İtalya’da Mussolini, Almanya’da Hitler, İspanya’da Franko; milyonlara ölümü ve büyük acıları yaşatan faşist düzenlerini; halka korku salan yapay algıların yaratığı düşmanlıklar üzerine oturtmuş, ortaya çıkan kin ve öfke ile beslenip güçlenmişti.

Algılarla oluşturulan düşmanlıklar, yurdumuzda da; Ermeni, Kürt, Dersim kıyımları,  6-7 Eylül- Maraş-Çorum, Sivas, … Gezi olaylarında nice acılar yaşatmış, nice ocaklar söndürmüştü.

Algı yönetiminde bulunanlar; kişiye/topluma ait inançsal, ırki ve duygusal alanları kullanırlar. Dokunulmaz ve kutsal sayılan bu alanlar ile ilgili yalan/yanlış haberler üreterek soru sormayan, düşünüp yorum yapamayan ve çabuk kanan kitlelere ulaşır ve onları kışkırtırlar. Topluma; suskunluk, kin, öfke, çaresizlik aşılayan algıları oluşturmak için de ajanlar kullanırlar. Ajanlar, duyguları sömürür, sabotajlar yapar, cinayetler işler, yangınlar çıkarır, fısıltılar yayıp, lafebeliği (demagoji) yaparak mağduriyetler(!) yaratırlar.

Çünkü onları amaçlarına ulaştıracak en uygun araç, üretilmiş algılardır. Ve en büyük güç de kışkırtılmış kitlelerdir.

Bu süreçte ötekileştirilen, ezilen, bedel ödeyip aclar çeken fakat buna rağmen kışkırtılıp saldırganlaşanlar da vardır.

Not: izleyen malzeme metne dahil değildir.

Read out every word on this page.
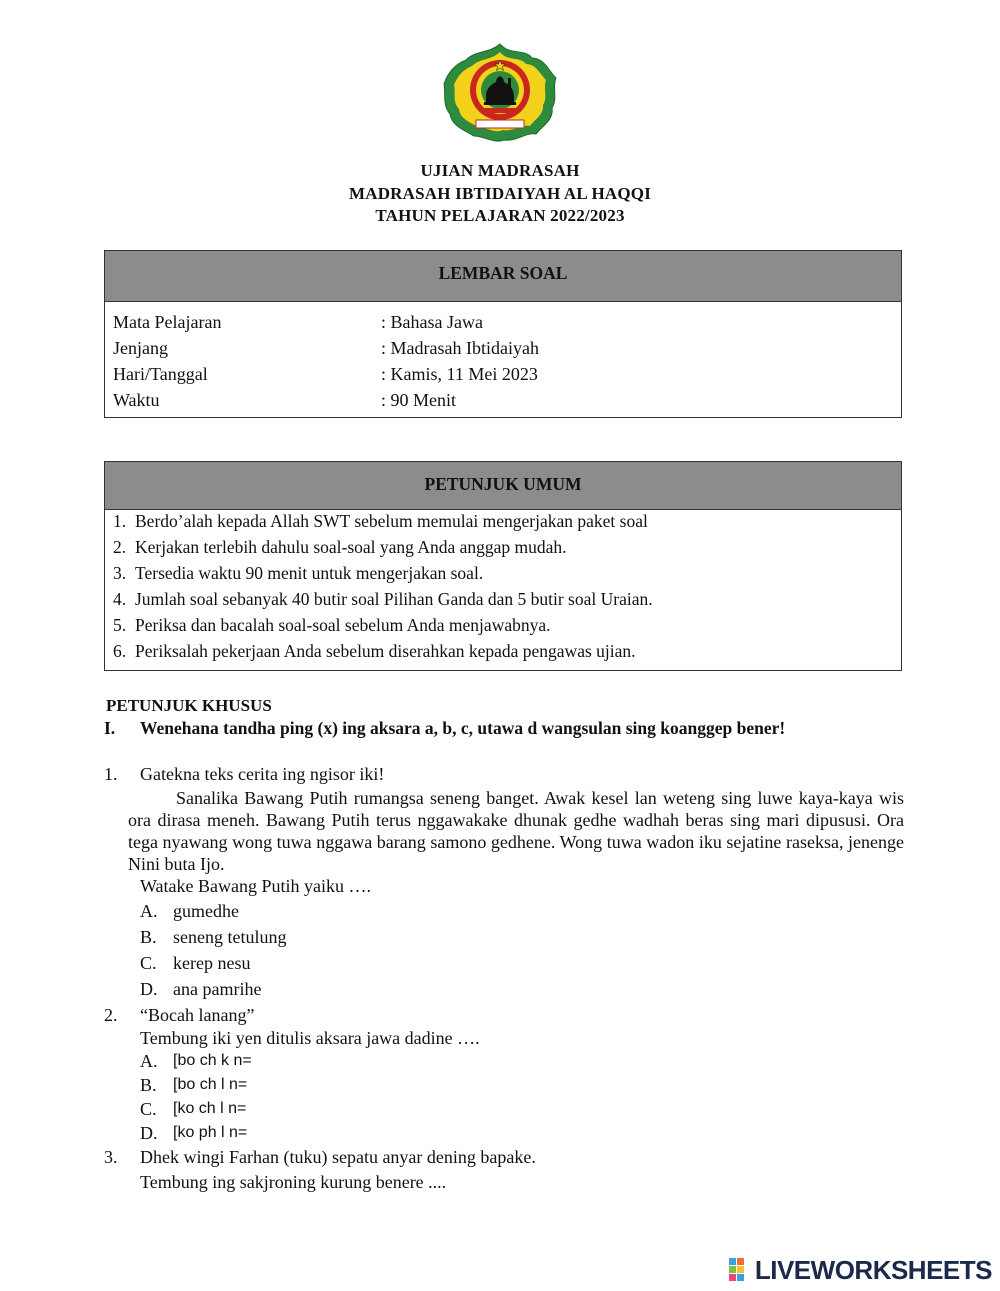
UJIAN MADRASAH
MADRASAH IBTIDAIYAH AL HAQQI
TAHUN PELAJARAN 2022/2023
LEMBAR SOAL
Mata Pelajaran	: Bahasa Jawa
Jenjang	: Madrasah Ibtidaiyah
Hari/Tanggal	: Kamis, 11 Mei 2023
Waktu	: 90 Menit
PETUNJUK UMUM
1. Berdo’alah kepada Allah SWT sebelum memulai mengerjakan paket soal
2. Kerjakan terlebih dahulu soal-soal yang Anda anggap mudah.
3. Tersedia waktu 90 menit untuk mengerjakan soal.
4. Jumlah soal sebanyak 40 butir soal Pilihan Ganda dan 5 butir soal Uraian.
5. Periksa dan bacalah soal-soal sebelum Anda menjawabnya.
6. Periksalah pekerjaan Anda sebelum diserahkan kepada pengawas ujian.
PETUNJUK KHUSUS
I. Wenehana tandha ping (x) ing aksara a, b, c, utawa d wangsulan sing koanggep bener!
1. Gatekna teks cerita ing ngisor iki!
Sanalika Bawang Putih rumangsa seneng banget. Awak kesel lan weteng sing luwe kaya-kaya wis ora dirasa meneh. Bawang Putih terus nggawakake dhunak gedhe wadhah beras sing mari dipususi. Ora tega nyawang wong tuwa nggawa barang samono gedhene. Wong tuwa wadon iku sejatine raseksa, jenenge Nini buta Ijo.
Watake Bawang Putih yaiku ….
A. gumedhe
B. seneng tetulung
C. kerep nesu
D. ana pamrihe
2. “Bocah lanang”
Tembung iki yen ditulis aksara jawa dadine ….
A. [bo ch k n=
B. [bo ch l n=
C. [ko ch l n=
D. [ko ph l n=
3. Dhek wingi Farhan (tuku) sepatu anyar dening bapake.
Tembung ing sakjroning kurung benere ....
LIVEWORKSHEETS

Kandırılmış bu insanları kazanmak yerine, onları iflah olmaz ötekiler, "karnını kaşıyanlar" olarak görenlerimiz de...

Eğer insanlar; yaşam tarzları, inançları ve kişilikleri ile birlikte kabul edilirse… Onlarla selamlaşır, tanışır, konuşur, duygudaş olunursa… Onların kendileri ile yüzleşip, gerçeğe ulaşmalarına yardım edilirse… Ve onlarda, kendilerinin bir araç olarak kullanıldığı farkındalığı sağlanırsa… Ancak o zaman birlik olup çoğalır, güçlenir ve zalime dur diyebiliriz. Böylesi daha olası ve daha anlamalı olmaz mı?

***
16 Nisan Referandumu:

15 Temmuz'u kendileri için  “Allah’ın bir lütfu” olarak görenler, OHAL+KHK+Devlet güç ve imkânlarıyla “Tek Adam” rejimini kurmak üzere “Evet” deme taraflısı oldular. Karşılarında ise sadece kendi öz güçleri ile  “Demokrasi”yi savunanlar var.

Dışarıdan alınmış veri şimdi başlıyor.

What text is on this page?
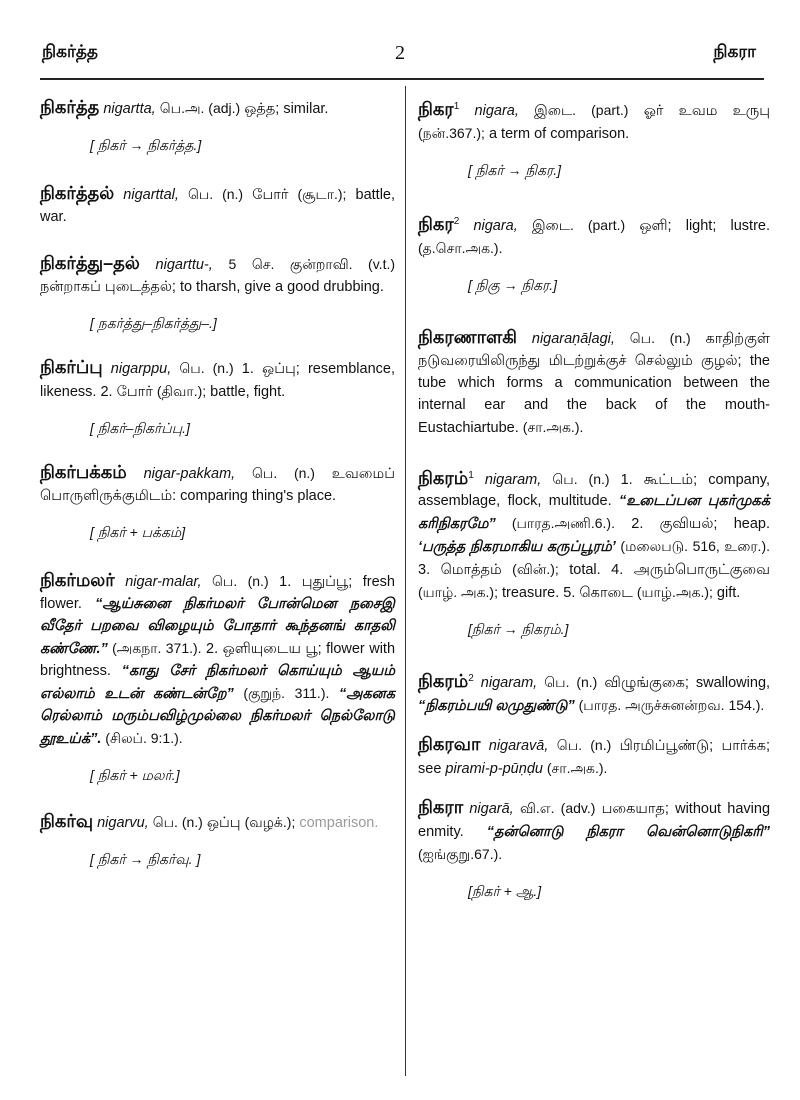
நிகர்த்த	2	நிகரா
நிகர்த்த nigartta, பெ.அ. (adj.) ஒத்த; similar.
[ நிகர் → நிகர்த்த.]
நிகர்த்தல் nigarttal, பெ. (n.) போர் (சூடா.); battle, war.
நிகர்த்து–தல் nigarttu-, 5 செ. குன்றாவி. (v.t.) நன்றாகப் புடைத்தல்; to tharsh, give a good drubbing.
[ நகர்த்து–நிகர்த்து–.]
நிகர்ப்பு nigarppu, பெ. (n.) 1. ஒப்பு; resemblance, likeness. 2. போர் (திவா.); battle, fight.
[ நிகர்–நிகர்ப்பு.]
நிகர்பக்கம் nigar-pakkam, பெ. (n.) உவமைப் பொருளிருக்குமிடம்: comparing thing's place.
[ நிகர் + பக்கம்]
நிகர்மலர் nigar-malar, பெ. (n.) 1. புதுப்பூ; fresh flower. “ஆய்சுனை நிகர்மலர் போன்மென நசைஇ வீதேர் பறவை விழையும் போதார் கூந்தனங் காதலி கண்ணே.” (அகநா. 371.). 2. ஒளியுடைய பூ; flower with brightness. “காது சேர் நிகர்மலர் கொய்யும் ஆயம் எல்லாம் உடன் கண்டன்றே” (குறுந். 311.). “அகனக ரெல்லாம் மரும்பவிழ்முல்லை நிகர்மலர் நெல்லோடு தூஉய்க்”. (சிலப். 9:1.).
[ நிகர் + மலர்.]
நிகர்வு nigarvu, பெ. (n.) ஒப்பு (வழக்.); comparison.
[ நிகர் → நிகர்வு. ]
நிகர$^1$ nigara, இடை. (part.) ஓர் உவம உருபு (நன்.367.); a term of comparison.
[ நிகர் → நிகர.]
நிகர$^2$ nigara, இடை. (part.) ஒளி; light; lustre. (த.சொ.அக.).
[ நிகு → நிகர.]
நிகரணாளகி nigaraṇāḷagi, பெ. (n.) காதிற்குள் நடுவரையிலிருந்து மிடற்றுக்குச் செல்லும் குழல்; the tube which forms a communication between the internal ear and the back of the mouth- Eustachiartube. (சா.அக.).
நிகரம்$^1$ nigaram, பெ. (n.) 1. கூட்டம்; company, assemblage, flock, multitude. “உடைப்பன புகர்முகக் கரிநிகரமே” (பாரத.அணி.6.). 2. குவியல்; heap. ‘பருத்த நிகரமாகிய கருப்பூரம்’ (மலைபடு. 516, உரை.). 3. மொத்தம் (வின்.); total. 4. அரும்பொருட்குவை (யாழ். அக.); treasure. 5. கொடை (யாழ்.அக.); gift.
[நிகர் → நிகரம்.]
நிகரம்$^2$ nigaram, பெ. (n.) விழுங்குகை; swallowing, “நிகரம்பயி லமுதுண்டு” (பாரத. அருச்சுனன்றவ. 154.).
நிகரவா nigaravā, பெ. (n.) பிரமிப்பூண்டு; பார்க்க; see pirami-p-pūṇḍu (சா.அக.).
நிகரா nigarā, வி.எ. (adv.) பகையாத; without having enmity. “தன்னொடு நிகரா வென்னொடுநிகரி” (ஐங்குறு.67.).
[நிகர் + ஆ.]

Çok değil sadece 16 gün sonra halkımız “Evet/Hayır kararı verecek.

İktidarda olanlar yıllardır; “mağdurum da mağdurum” deyip durdular. Sonra (aynı yolda birlikte yürümek için) “Her istediklerini verdik” dedikleri, daha fazla isteriz deyip,  çelmeler takmaya başlayınca da birlikleri bozuldu. Bu kez, “Bilemedik kandırıldık, Allah bizi afetsin” dediler.

Şimdi bu kandırıldıkları için af dilemek zorunda kalanlar, olup bitenleri unuttular. Ve çığlıklarını karşılıksız bıraktıkları milyonlardan oy istiyorlar!... 

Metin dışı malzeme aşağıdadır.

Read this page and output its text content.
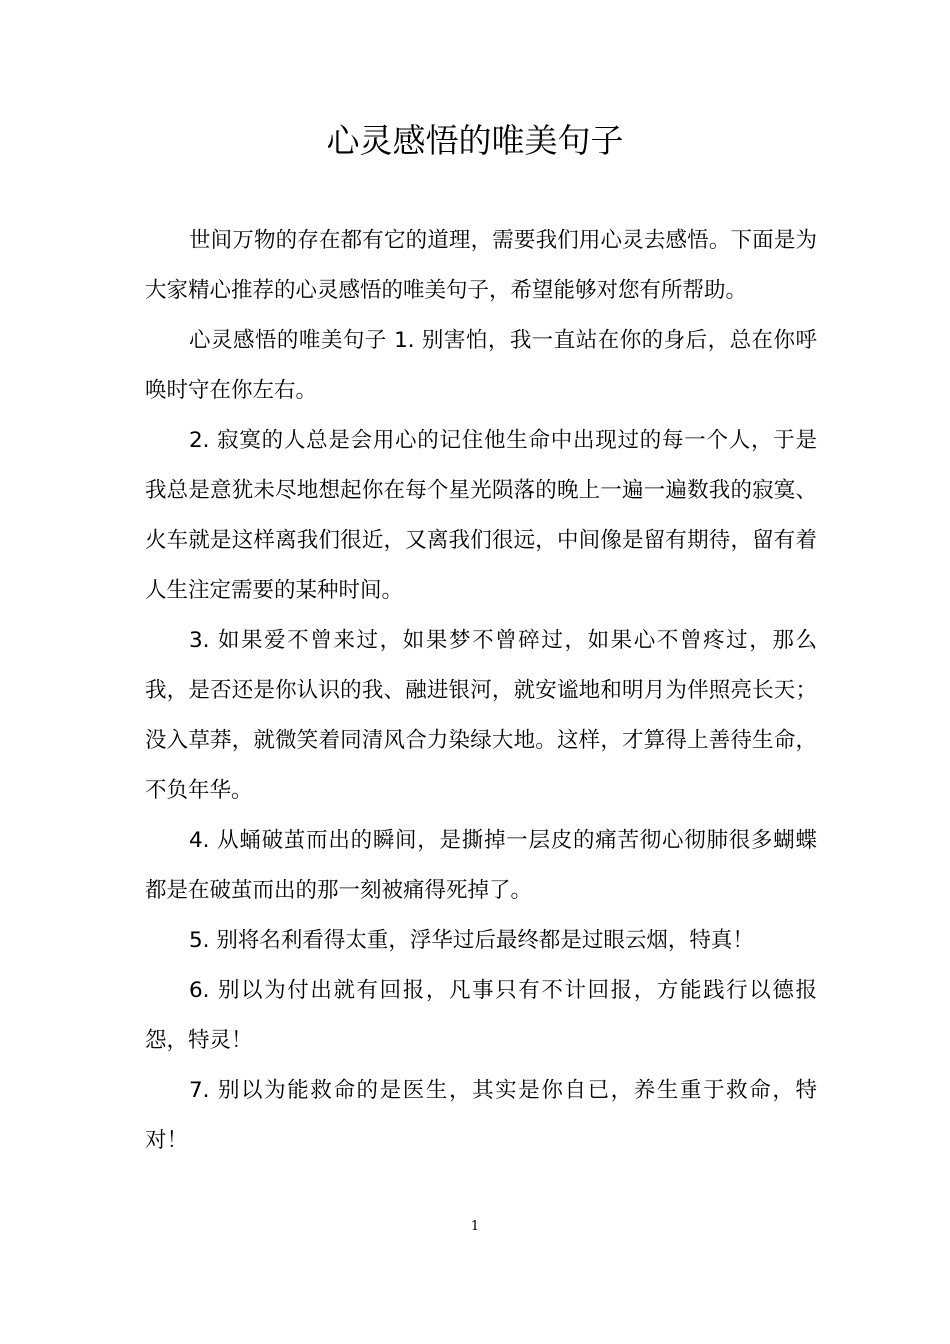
心灵感悟的唯美句子

世间万物的存在都有它的道理，需要我们用心灵去感悟。下面是为大家精心推荐的心灵感悟的唯美句子，希望能够对您有所帮助。

心灵感悟的唯美句子 1. 别害怕，我一直站在你的身后，总在你呼唤时守在你左右。

2. 寂寞的人总是会用心的记住他生命中出现过的每一个人，于是我总是意犹未尽地想起你在每个星光陨落的晚上一遍一遍数我的寂寞、火车就是这样离我们很近，又离我们很远，中间像是留有期待，留有着人生注定需要的某种时间。

3. 如果爱不曾来过，如果梦不曾碎过，如果心不曾疼过，那么我，是否还是你认识的我、融进银河，就安谧地和明月为伴照亮长天；没入草莽，就微笑着同清风合力染绿大地。这样，才算得上善待生命，不负年华。

4. 从蛹破茧而出的瞬间，是撕掉一层皮的痛苦彻心彻肺很多蝴蝶都是在破茧而出的那一刻被痛得死掉了。

5. 别将名利看得太重，浮华过后最终都是过眼云烟，特真！

6. 别以为付出就有回报，凡事只有不计回报，方能践行以德报怨，特灵！

7. 别以为能救命的是医生，其实是你自已，养生重于救命，特对！

1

Peki, şimdi bu halk, sık sık kandırılan birilerine nasıl güvensin? 

Karar verilecek de, acaba ortam/hava ne durumda? (Biliyorum siz yüzlerce neden sıralayabilirsiniz, fakat ben sadece iki örnekle yetineceğim.):

  1. TRT haber kanalında (TRT kamu (?) kanalı): 1-22 Mart tarihleri arasında yapılan program ve haber bültenlerinde Cumhurbaşkanı: 1390 dakika, AKP ve hükümet: 2 bin 723 dakika, CHP: 216 dakika, MHP:48 dakika, HDP’ye ise sadece 1 (bir) dakika süre ayrıldığı belirlenmiş. İşte bravoooo!... dedirten eşitlik; 4.161 dakika “Evet” ve 217 dakika “Hayır” diyerek sağlanmış.
  2. Tarafsız ve herkesin cumhurbaşkanı olacağına dair yemin ederek söz veren Sn. Erdoğan; kamuya ait (herkese ait)  makam ve imkânları kullanarak “Evet” taraflısı olarak meydanlarda, ekranlarda, her yerde… Oralarda da (tarafsız ve eşitlikçi (!) biri olarak) “Hayır” diyecek olanlara sıfatlar yakıştırıp bağırıyor, çağırıyor…

Peki, bu iki örnek ve sizin ekleyebileceğiniz yüzlerce örnek acaba hangi yasaya, hangi hukuka ve hangi etik kurala uygundur?